Thought Picnic: Parental Responsibility

The child of something

We really should latch on to the reality that the way children turn out cannot be entirely divorced from the upbringing offered by the parents, if those parents have had opportunity and purpose to rear that child.

In this Thought Picnic, allow me the levity of the simplistic analysis of parent-child relationships without the encumbrance of complex family units suffering all sorts of social pressures.

Many of us owe a great debt of gratitude to parents who have without training or instruction taken on that responsibility of parenting by offering support and encouragement whilst having the good sense not to offer supine excuses for wrongs and instilling the kind of discipline to make us worthwhile members of our communities.

Parental responsibility

Unfortunately, there are other parents who in allowing freedoms for their children to explore and learn have lost restraining authority by ingratiating their little angels regardless of how bad the behaviour of their ward becomes.

The child grows into thinking the world owes them nothing having been schooled in the concepts of boundless excess, unsupervised exploration, untrammelled desire and reckless behaviour without sanction.

At one time, one would think once the child has been allowed to stray into the realms of the unviable the parents would accept a modicum of culpability in how the child has turned out and if there can be no penance for their failings they would not defend the indefensible by breaking the law.
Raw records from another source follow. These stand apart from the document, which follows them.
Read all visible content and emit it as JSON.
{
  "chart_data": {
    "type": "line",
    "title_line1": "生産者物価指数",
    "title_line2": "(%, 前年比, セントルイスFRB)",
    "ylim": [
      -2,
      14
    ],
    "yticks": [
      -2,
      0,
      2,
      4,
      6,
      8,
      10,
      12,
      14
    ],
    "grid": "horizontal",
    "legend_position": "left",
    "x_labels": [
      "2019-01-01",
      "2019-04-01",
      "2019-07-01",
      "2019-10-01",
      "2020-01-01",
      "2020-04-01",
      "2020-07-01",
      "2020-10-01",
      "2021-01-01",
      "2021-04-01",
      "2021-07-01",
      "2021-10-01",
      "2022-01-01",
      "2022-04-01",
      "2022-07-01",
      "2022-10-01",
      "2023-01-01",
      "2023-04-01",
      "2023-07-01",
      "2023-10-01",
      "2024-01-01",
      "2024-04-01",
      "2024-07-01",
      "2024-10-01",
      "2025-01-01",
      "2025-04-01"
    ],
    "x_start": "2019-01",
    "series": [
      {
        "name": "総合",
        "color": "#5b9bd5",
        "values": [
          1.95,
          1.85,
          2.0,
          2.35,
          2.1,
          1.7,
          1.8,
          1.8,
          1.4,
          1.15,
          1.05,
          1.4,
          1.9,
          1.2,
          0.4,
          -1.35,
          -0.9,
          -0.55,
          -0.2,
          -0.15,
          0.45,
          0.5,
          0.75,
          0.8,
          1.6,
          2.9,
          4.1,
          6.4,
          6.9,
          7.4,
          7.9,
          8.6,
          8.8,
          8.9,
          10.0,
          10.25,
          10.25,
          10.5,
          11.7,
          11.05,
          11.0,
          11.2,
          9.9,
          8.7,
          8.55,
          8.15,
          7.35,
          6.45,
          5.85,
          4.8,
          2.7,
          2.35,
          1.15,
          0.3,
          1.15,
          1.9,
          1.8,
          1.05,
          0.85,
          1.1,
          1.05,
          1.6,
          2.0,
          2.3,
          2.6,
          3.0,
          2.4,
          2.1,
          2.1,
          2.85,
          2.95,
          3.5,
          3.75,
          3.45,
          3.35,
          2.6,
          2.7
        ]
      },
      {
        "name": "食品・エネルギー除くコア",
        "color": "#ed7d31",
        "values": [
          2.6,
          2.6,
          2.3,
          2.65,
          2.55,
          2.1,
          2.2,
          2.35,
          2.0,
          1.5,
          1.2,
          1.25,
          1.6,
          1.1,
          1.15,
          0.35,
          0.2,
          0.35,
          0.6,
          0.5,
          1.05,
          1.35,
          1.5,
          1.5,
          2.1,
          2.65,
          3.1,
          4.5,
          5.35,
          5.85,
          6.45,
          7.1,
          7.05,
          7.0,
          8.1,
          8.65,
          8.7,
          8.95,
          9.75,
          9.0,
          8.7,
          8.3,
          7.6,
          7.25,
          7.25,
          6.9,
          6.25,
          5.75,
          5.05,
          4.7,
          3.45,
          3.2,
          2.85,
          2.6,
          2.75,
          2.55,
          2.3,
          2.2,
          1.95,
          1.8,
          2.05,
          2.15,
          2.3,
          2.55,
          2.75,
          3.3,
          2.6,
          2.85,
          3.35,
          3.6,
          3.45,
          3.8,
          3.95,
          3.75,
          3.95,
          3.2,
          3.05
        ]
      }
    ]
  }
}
Now, one can understand that if the child has gotten into deep trouble the parent for their failings might offer some support, maybe to redeem their relationship with the wayward child – it should not be at any cost.

A crime so vile

In August 2007, a boy of 11 walking back home from a football match got shot in his neighbourhood – there was outrage and grief from the society in general that suddenly felt it had been robbed of an innocence, safety and sense of community.

Meanwhile, in that same community, the families of the perpetrators of that heinous crime clammed up and manufactured alibis and stories to exculpate and absolve their wards from guilt and blame.
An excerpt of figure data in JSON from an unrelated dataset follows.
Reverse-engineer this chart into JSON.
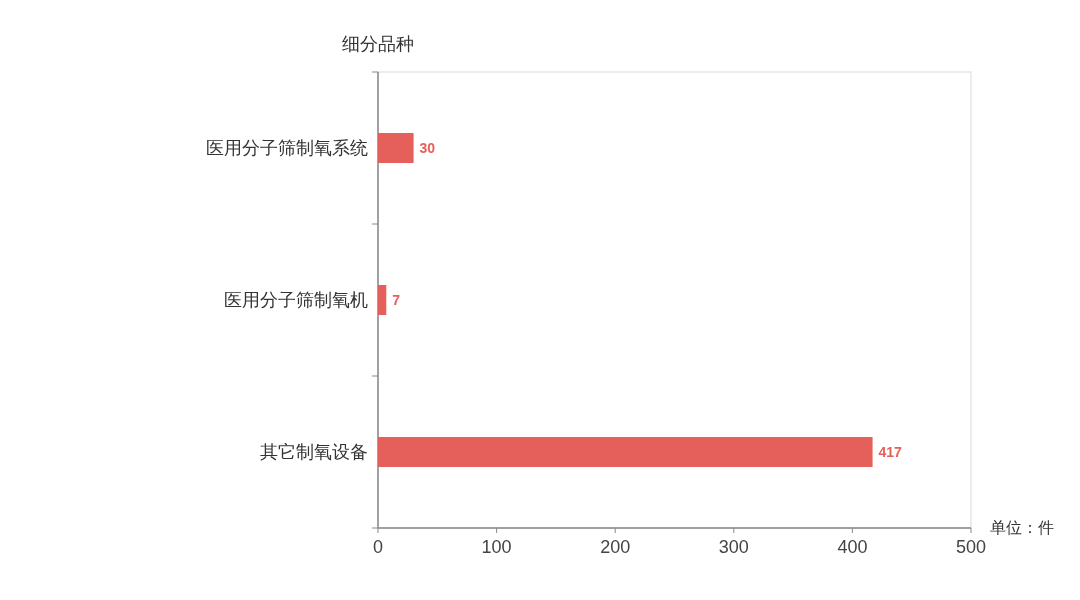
{
  "chart_data": {
    "type": "bar",
    "orientation": "horizontal",
    "ylabel": "细分品种",
    "xlabel": "单位：件",
    "categories": [
      "医用分子筛制氧系统",
      "医用分子筛制氧机",
      "其它制氧设备"
    ],
    "values": [
      30,
      7,
      417
    ],
    "color": "#e5605a",
    "data_labels": true,
    "xlim": [
      0,
      500
    ],
    "xticks": [
      0,
      100,
      200,
      300,
      400,
      500
    ],
    "grid": false
  }
}
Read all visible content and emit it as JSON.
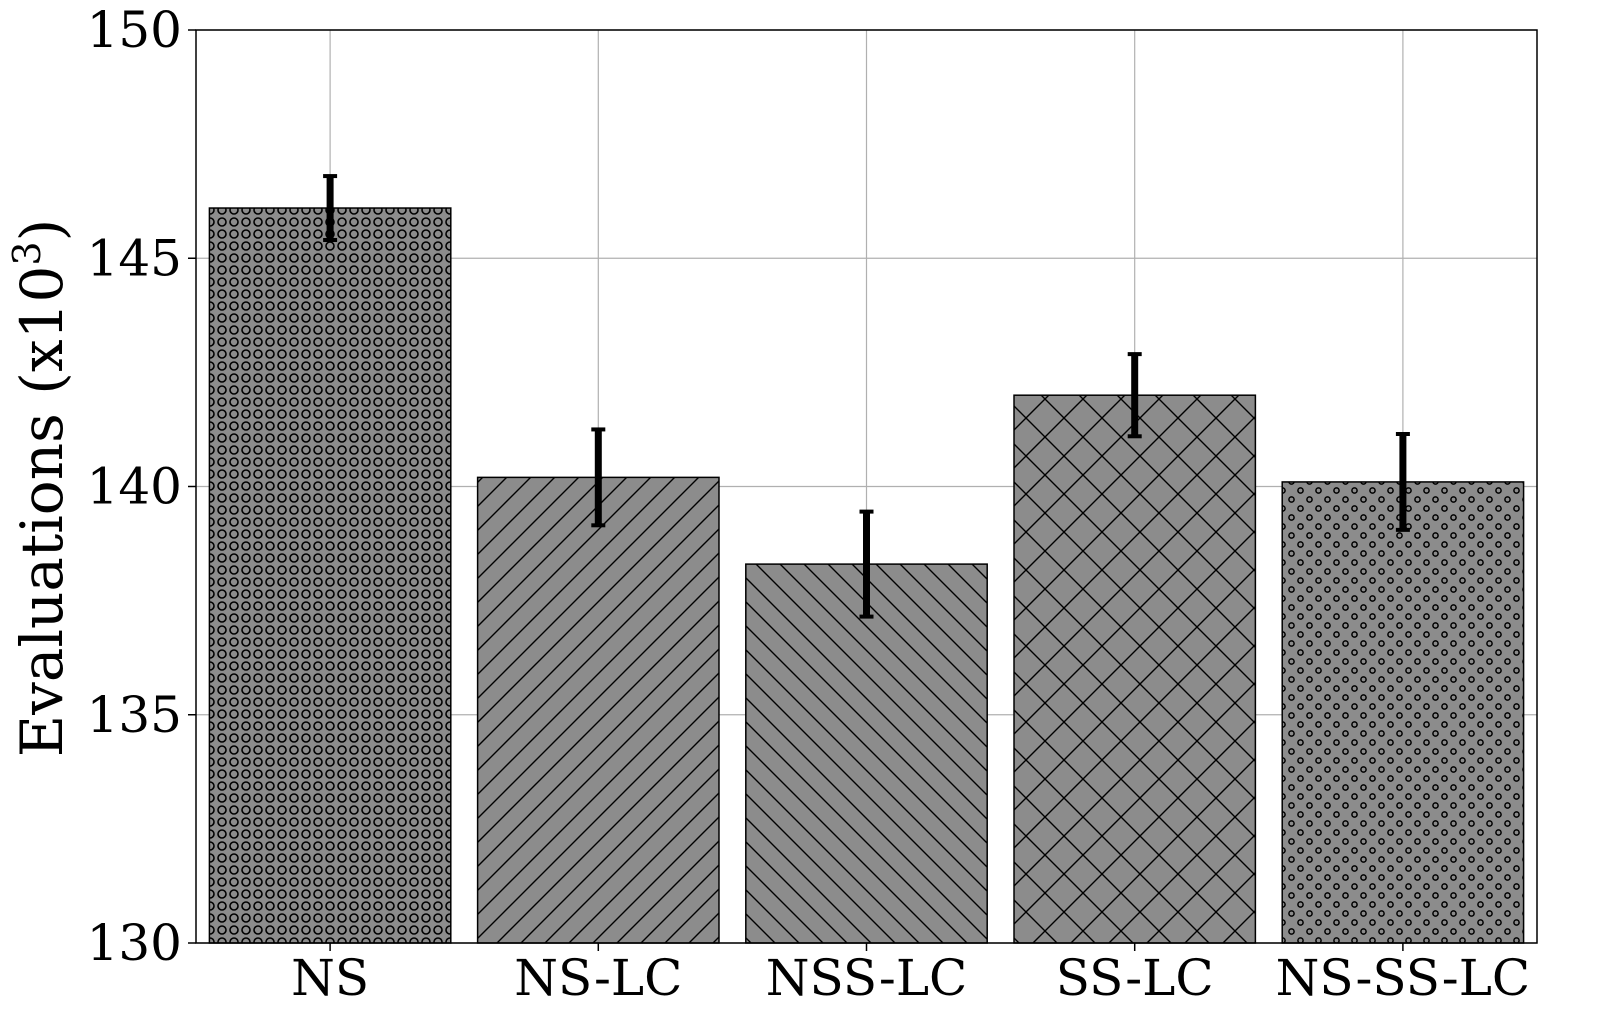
{
  "chart_data": {
    "type": "bar",
    "title": "",
    "xlabel": "",
    "ylabel": {
      "main": "Evaluations (x10",
      "superscript": "3",
      "close": ")"
    },
    "categories": [
      "NS",
      "NS-LC",
      "NSS-LC",
      "SS-LC",
      "NS-SS-LC"
    ],
    "values": [
      146.1,
      140.2,
      138.3,
      142.0,
      140.1
    ],
    "error": [
      0.7,
      1.05,
      1.15,
      0.9,
      1.05
    ],
    "ylim": [
      130,
      150
    ],
    "yticks": [
      130,
      135,
      140,
      145,
      150
    ],
    "grid": true,
    "bar_color": "#8c8c8c",
    "edge_color": "#000000",
    "grid_color": "#b0b0b0",
    "hatches": [
      "small-circles",
      "forward-diagonal",
      "back-diagonal",
      "crosshatch",
      "dots"
    ]
  }
}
It was the sterling work of the police that finally nabbed the teenage killer and his accomplice who with the help of their parents destroyed essential evidence that might have left murderers roaming the community with impunity.

Parental responsibility rewarded

The murderer and his accomplice were found guilty and jailed, but the arm of justice is not shortened as yesterday the mother of the killer and the parents of the accomplice were jailed for their part in protecting their little angels.

In what is the extreme of bad parenting and the parental absolution of their children for all they have done regardless of how bad and horrible, the children have now dragged their parents down with them giving life to the concept that a child might not necessarily be too different from its parent.

God forbid the thought but whilst a parent might not necessarily be overtly criminal, if the child turns out criminal, where the parents have had good involvement in bringing up the child – is the child the brood of criminals?

I ponder from my vantage point of not having been a parent and not planning on being one, I am however thankful for my parents, I do strive to make them proud rather than drag them down into ignominy, all because for all that they knew, they encouraged when necessary and restrained where appropriate.